Neben dem Laubfrosch wurde im Projektgebiet des NABU Oberjossa zusätzliche Flächen erworben auf denen auch geeignete Laichgewässer für die Gelbbauchunke in 2025 angelegt wurden. Das hier in 2025 durchgeführte Wiederansiedlungsprojekt der Gelbbauchunke (ebenfalls gefördert durch die Obere Naturschutzbehörde im Rahmen von Biodiversitätsmaßnahmen) war ein Erfolg. 

Nach mehrjährigen Vorbereitungen und Vorlage aller Genehmigungen wurden im Frühjahr 2025 der erforderlichen Laichgewässer angelegt.

Abgestimmt mit der Oberen Naturschutzbehörde erfolgte die Einbringung von adulten Gelbbauchunken durch das Fachbüro "Agri Herp Consult" durch Entnahme speziell hierfür festgelegter Spenderpopulationen. Das Wiederansiedlungsprojekt war in 2025 sehr erfolgreich. Allein am 02.09.205 wurden 238 juvenile Gelbbauchunken an unterschiedlichen Kleingewässern gezählt. Ein ausführlicher Bericht zur Methodik mit Monitoring liegt unveröffentlicht der Oberen Naturschutzbehörde vor.

Die Wiederansiedlung der Gelbbauchunke im NABU Projekt Oberjossa erfolgt mit dem Ziel zum Aufbau einer Metapopulation durch Verknüpfung von 5 geeigneten Biotopen von denen 2 bereits von der Gelbbauchunke besiedelt sind. In dem Projektbaustein bei Solms erfolgte in 2025 ebenfalls erfolgreich eine Wiederbesiedlung durch das gleiche Büro mit Vorlage der entsprechenden Dokumentationen.

 

Künftige Entwicklung und Pflege des NABU Projektes Oberjossa:

In Zusammenarbeit mit einem örtlichen Landwirt erfolgte bereits 2025 eine extensive Grünlandnutzung mit Nachbeweidung.

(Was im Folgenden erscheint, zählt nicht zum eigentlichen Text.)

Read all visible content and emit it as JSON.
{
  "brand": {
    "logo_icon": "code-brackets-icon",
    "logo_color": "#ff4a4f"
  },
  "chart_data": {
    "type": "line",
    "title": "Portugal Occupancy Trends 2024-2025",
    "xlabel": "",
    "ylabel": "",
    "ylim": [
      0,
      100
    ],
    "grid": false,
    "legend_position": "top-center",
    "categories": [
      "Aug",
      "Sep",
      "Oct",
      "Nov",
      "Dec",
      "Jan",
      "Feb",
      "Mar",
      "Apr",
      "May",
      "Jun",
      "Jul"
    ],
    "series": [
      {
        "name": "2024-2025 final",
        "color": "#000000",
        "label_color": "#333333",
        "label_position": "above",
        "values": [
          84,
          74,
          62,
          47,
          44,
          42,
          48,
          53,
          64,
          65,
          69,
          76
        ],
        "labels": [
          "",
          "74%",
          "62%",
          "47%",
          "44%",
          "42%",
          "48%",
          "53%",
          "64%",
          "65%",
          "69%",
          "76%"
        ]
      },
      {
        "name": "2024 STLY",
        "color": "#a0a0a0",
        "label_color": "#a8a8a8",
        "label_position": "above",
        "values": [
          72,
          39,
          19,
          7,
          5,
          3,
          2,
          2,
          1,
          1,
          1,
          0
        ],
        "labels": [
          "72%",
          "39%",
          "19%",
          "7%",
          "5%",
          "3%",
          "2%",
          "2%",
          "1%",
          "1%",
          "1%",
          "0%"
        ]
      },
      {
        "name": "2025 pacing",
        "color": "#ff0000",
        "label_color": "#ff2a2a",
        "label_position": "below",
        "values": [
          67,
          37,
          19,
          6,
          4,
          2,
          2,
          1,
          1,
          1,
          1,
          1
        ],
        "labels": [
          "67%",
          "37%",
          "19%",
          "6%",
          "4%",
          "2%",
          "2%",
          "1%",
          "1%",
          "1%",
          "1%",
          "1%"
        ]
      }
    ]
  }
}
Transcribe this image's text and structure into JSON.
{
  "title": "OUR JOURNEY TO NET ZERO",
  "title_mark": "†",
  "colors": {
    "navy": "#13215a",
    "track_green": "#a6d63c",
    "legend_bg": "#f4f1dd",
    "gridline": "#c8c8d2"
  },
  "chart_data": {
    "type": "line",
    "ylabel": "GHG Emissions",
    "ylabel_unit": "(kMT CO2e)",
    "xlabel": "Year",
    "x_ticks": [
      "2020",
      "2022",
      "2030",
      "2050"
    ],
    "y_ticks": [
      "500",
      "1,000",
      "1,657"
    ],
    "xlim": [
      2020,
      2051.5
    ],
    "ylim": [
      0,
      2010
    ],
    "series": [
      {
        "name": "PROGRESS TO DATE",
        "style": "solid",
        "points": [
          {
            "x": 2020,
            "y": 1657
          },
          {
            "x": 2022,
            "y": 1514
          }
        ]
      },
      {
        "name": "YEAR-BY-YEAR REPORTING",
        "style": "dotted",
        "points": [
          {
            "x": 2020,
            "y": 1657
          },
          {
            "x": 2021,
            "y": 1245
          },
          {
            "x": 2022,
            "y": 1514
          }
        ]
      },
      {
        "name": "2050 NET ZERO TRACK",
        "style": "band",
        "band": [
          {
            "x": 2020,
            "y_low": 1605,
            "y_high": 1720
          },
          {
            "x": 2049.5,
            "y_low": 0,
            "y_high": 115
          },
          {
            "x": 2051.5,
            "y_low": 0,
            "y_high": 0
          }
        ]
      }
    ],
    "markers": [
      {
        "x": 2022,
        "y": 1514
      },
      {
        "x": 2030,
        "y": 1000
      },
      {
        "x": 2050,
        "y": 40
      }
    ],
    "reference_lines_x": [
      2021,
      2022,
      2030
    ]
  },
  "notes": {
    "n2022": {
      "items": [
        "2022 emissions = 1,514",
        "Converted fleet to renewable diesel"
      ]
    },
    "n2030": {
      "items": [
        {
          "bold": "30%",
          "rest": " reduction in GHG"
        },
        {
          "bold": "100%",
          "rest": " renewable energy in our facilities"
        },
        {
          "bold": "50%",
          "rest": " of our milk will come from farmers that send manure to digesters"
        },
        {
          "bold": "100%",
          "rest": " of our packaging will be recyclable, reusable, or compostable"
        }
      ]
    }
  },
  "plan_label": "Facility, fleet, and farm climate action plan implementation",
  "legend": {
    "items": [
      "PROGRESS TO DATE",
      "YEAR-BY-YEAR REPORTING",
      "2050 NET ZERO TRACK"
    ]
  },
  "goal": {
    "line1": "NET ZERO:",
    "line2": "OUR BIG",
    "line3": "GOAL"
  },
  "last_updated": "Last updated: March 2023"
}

2026 soll das gesamte Gebiet zur Offenhaltung extensiv beweidet werden. Hierfür sind bereits Robinienpfähle als Abgrenzung und zur Installation eines Elektrozauns gesetzt worden. Um für die Gelbbauchunke jährlich geeignete Pioniergewässer bereit stellen zu können sollen Ende April eines Jahres in einem wenige Stunden dauernden Baggereinsatz mindestens 5 Kleingewässer neu angelegt werden. Jeweils die gleiche Anzahl alter Gewässer mit dem anfallenden Aushub wieder einzuebnen.

 

Faunistische Bedeutung des Gebietes:

Der Biber ist von der angrenzenden Jossa in das Gebiet eingewandert und hat an dem stehenden Teich bereits eine Burg gebaut. Sollte der Biber die bestehenden Entwässerungsgräben zusätzlich anstauen soll dieses geduldet werden. Auch wenn dies zur Vernässung von heute noch extensiv genutzten Grünland erfolgt. Dies war auch ein Hauptgrund für den erfolgten Flächenerwerb durch den NABU Bad Hersfeld e.V. im Gebiet. Ornithologisch hat insbesondere das vorhandene Röhricht mit Wasseranschluss eine hohe Bedeutung. Neben den bereits vorhandenen Brutvögeln wie Teichrohrsänger, Sumpfrohrsänger, Teichhuhn und vermutlich die Wasserralle werden künftig weitere Arten wie z.B. der Drosselrohrsänger oder das Blaukehlchen erwartet. 

In den Nasswiesen und an den Tümpelrändern ist die Bekassine und der Wasserläufer häufig als Rastvogel anzutreffen.

Der bestehende Teich ist ein Nahrungsbiotop für den Eisvogel der im Bereich von Steilufern am Jossabach brütet.